TextAnalysis.jl icon indicating copy to clipboard operation
TextAnalysis.jl copied to clipboard

StringIndexError when trying to create a StringDocument based on a UTF8 string

Open alexzandros opened this issue 4 years ago • 2 comments

I'm trying to create a StringDocument based on a string that contains utf-8 characters, and all i'm getting is a StringIndexError

My code is as follows

str = "Lo que tengamos que hacer, apoyar, enteegar el ❤️ y el alma por nuestro país. Ivan es el Man. 👏👏👏#Duquepresidente https://t.co/Dr1LdTa5yQ"
sd = StringDocument(str)

And I get the following error

Error showing value of type StringDocument{String}:
ERROR: StringIndexError: invalid index [50], valid nearby indices [48]=>'❤', [51]=>'️'

Followed by a stack trace.

So, I need to know what is the best practice for working with utf strings.

Thanks in advance.

alexzandros avatar Apr 26 '21 19:04 alexzandros

Can you paste the stack trace you saw? Looks like a bug on our side.

aviks avatar May 05 '21 11:05 aviks

I also experienced the same issue.

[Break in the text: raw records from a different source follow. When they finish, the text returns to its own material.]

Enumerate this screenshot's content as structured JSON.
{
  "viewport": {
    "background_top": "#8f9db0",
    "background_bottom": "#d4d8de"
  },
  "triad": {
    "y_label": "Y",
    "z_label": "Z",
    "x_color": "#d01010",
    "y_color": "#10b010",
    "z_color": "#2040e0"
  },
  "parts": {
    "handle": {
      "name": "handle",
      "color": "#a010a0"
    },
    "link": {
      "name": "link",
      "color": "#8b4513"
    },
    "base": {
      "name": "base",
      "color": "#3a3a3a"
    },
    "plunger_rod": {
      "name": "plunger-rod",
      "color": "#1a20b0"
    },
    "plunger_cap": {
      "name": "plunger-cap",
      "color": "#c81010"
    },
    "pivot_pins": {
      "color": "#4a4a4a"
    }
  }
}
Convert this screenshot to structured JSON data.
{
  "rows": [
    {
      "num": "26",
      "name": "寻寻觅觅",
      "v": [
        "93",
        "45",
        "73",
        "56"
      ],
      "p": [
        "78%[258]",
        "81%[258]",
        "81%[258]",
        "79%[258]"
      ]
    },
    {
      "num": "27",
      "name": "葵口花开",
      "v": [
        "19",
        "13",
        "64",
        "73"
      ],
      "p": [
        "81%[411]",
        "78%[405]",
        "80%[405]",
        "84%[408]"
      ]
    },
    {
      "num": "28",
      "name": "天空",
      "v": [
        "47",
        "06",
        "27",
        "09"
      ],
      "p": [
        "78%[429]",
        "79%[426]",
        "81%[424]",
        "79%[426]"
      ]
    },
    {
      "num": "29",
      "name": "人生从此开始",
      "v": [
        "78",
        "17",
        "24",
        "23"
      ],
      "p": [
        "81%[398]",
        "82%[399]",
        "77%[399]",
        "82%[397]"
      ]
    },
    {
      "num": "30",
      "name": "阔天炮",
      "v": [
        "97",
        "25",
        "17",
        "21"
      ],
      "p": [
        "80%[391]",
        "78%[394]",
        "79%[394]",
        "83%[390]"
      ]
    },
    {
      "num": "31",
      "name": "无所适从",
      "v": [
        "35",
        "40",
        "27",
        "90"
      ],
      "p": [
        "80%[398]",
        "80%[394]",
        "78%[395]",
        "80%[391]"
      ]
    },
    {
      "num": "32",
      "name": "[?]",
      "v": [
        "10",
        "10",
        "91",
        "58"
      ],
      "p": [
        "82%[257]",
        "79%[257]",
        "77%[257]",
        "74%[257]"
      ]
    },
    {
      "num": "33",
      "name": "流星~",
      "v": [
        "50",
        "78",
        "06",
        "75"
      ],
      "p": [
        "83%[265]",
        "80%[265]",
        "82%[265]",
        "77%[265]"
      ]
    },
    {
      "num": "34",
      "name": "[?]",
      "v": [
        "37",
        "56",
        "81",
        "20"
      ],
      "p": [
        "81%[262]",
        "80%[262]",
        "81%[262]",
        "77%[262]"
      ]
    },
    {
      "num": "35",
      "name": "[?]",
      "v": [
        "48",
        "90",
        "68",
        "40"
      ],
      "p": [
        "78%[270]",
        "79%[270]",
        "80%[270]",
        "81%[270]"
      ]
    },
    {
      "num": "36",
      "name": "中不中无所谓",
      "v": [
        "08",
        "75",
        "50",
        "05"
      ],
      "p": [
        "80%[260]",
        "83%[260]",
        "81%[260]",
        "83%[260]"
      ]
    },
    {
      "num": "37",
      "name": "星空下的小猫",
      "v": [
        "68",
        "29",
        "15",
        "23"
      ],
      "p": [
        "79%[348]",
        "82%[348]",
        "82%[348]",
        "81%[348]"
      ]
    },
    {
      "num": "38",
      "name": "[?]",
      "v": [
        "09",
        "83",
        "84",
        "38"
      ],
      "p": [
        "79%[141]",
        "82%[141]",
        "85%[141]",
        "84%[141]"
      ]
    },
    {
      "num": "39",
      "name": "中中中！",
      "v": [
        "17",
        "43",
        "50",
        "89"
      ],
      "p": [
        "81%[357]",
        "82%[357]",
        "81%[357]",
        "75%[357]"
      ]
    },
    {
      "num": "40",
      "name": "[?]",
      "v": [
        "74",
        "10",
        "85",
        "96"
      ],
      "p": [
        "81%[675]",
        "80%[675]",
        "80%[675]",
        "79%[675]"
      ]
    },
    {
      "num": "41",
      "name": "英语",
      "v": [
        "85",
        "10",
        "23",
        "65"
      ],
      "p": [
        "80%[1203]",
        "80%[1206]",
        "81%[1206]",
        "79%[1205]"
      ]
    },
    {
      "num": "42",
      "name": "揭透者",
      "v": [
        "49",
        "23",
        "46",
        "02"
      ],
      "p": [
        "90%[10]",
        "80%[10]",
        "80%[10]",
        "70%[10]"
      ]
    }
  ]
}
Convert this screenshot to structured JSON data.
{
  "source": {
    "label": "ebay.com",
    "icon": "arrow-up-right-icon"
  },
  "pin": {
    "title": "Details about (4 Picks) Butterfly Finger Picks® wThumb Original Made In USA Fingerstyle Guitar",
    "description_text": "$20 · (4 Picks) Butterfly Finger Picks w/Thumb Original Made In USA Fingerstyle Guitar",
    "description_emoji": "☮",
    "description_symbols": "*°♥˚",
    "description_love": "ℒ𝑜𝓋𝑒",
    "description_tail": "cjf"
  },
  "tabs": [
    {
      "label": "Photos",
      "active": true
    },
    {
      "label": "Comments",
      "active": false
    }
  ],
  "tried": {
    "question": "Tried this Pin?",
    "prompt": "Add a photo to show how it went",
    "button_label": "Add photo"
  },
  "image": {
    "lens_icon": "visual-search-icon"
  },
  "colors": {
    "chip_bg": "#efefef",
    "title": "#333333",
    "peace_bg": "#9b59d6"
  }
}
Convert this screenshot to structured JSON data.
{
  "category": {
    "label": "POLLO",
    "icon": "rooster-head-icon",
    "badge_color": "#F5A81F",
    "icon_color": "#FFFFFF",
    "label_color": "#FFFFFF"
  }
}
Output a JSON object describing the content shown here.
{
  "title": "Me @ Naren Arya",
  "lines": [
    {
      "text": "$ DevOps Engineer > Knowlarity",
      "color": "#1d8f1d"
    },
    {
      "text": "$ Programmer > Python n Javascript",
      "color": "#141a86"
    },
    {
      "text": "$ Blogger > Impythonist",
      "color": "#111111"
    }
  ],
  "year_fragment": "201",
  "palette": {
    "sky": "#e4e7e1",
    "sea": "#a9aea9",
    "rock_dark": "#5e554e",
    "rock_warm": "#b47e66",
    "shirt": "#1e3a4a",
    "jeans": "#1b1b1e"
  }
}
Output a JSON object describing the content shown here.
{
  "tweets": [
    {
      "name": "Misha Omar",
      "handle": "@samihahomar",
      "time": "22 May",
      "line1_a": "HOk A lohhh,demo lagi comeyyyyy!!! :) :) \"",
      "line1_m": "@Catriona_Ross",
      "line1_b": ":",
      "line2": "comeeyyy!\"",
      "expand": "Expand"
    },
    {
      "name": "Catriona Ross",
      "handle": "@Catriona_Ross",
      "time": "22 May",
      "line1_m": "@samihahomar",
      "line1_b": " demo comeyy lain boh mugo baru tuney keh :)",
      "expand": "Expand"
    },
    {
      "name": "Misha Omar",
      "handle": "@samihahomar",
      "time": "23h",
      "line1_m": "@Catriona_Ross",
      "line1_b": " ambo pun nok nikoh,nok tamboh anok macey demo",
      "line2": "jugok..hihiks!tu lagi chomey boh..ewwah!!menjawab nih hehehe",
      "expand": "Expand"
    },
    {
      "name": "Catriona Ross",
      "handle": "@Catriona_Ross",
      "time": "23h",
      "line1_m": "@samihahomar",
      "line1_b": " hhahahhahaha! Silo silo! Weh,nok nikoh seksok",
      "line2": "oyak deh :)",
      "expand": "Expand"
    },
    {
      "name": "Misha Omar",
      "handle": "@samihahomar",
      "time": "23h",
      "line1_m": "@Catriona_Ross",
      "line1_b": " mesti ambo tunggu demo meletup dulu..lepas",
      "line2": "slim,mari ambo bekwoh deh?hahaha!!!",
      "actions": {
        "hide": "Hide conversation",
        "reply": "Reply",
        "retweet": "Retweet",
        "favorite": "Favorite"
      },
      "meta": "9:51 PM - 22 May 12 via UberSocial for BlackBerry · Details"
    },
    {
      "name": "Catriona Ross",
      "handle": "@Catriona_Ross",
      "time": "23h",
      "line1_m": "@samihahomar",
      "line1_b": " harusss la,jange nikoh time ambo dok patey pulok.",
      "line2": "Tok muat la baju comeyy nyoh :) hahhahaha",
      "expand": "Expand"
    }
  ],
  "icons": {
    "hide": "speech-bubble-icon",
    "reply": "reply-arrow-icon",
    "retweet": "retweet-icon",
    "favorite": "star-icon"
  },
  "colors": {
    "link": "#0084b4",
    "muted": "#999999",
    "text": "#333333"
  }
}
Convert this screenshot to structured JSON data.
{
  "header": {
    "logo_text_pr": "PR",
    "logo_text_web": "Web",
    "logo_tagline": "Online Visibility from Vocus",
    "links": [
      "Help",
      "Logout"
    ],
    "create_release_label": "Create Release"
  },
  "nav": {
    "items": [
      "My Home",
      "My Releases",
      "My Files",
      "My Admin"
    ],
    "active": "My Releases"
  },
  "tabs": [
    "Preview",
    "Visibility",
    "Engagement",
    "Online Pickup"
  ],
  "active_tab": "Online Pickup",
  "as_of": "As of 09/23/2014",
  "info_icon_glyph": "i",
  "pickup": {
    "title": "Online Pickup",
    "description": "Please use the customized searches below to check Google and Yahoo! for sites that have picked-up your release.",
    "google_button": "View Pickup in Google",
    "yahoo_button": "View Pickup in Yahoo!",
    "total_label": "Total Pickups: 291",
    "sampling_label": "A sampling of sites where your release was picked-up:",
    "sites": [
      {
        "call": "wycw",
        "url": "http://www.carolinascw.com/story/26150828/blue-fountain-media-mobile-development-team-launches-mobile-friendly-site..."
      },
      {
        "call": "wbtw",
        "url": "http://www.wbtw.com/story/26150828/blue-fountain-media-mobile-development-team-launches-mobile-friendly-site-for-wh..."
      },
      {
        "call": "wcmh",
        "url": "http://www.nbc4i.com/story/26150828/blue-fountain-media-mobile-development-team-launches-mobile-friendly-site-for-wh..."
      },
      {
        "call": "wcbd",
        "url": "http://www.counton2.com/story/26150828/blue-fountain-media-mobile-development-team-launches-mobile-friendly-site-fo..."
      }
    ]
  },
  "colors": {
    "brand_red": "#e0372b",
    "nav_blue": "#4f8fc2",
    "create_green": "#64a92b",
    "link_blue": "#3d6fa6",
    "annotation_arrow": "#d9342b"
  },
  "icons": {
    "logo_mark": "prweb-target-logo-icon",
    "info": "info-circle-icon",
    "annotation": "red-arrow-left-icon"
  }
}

The text in question contains Less likely working with code I don’t like and the stacktrace is

ERROR: LoadError: StringIndexError: invalid index [38], valid nearby indices [36]=>'’', [39]=>'t'
Stacktrace:
  [1] string_index_err(s::String, i::Int64)
    @ Base ./strings/string.jl:12
  [2] SubString{String}(s::String, i::Int64, j::Int64)
    @ Base ./strings/substring.jl:32
  [3] SubString
    @ ./strings/substring.jl:38 [inlined]
  [4] SubString
    @ ./strings/substring.jl:44 [inlined]
  [5] remove_patterns(s::SubString{String}, rex::Regex)
    @ TextAnalysis ~/.julia/packages/TextAnalysis/B0QxG/src/preprocessing.jl:486
  [6] remove_patterns!
    @ ~/.julia/packages/TextAnalysis/B0QxG/src/preprocessing.jl:508 [inlined]
  [7] remove_patterns!(crps::Corpus{StringDocument{SubString{String}}}, rex::Regex)
    @ TextAnalysis ~/.julia/packages/TextAnalysis/B0QxG/src/preprocessing.jl:534
  [8] prepare!(crps::Corpus{StringDocument{SubString{String}}}, flags::UInt32; skip_patterns::Set{AbstractString}, skip_words::Set{AbstractString})
    @ TextAnalysis ~/.julia/packages/TextAnalysis/B0QxG/src/preprocessing.jl:415
  [9] prepare!
    @ ~/.julia/packages/TextAnalysis/B0QxG/src/preprocessing.jl:406 [inlined]
 [10] summarize(d::StringDocument{String}; ns::Int64)
    @ TextAnalysis ~/.julia/packages/TextAnalysis/B0QxG/src/summarizer.jl:22
 [11] main()...

segunolulana avatar Jun 21 '22 06:06 segunolulana

Not reproducible with Julia 1.9 and TextAnalysis 0.8

rssdev10 avatar Oct 27 '23 16:10 rssdev10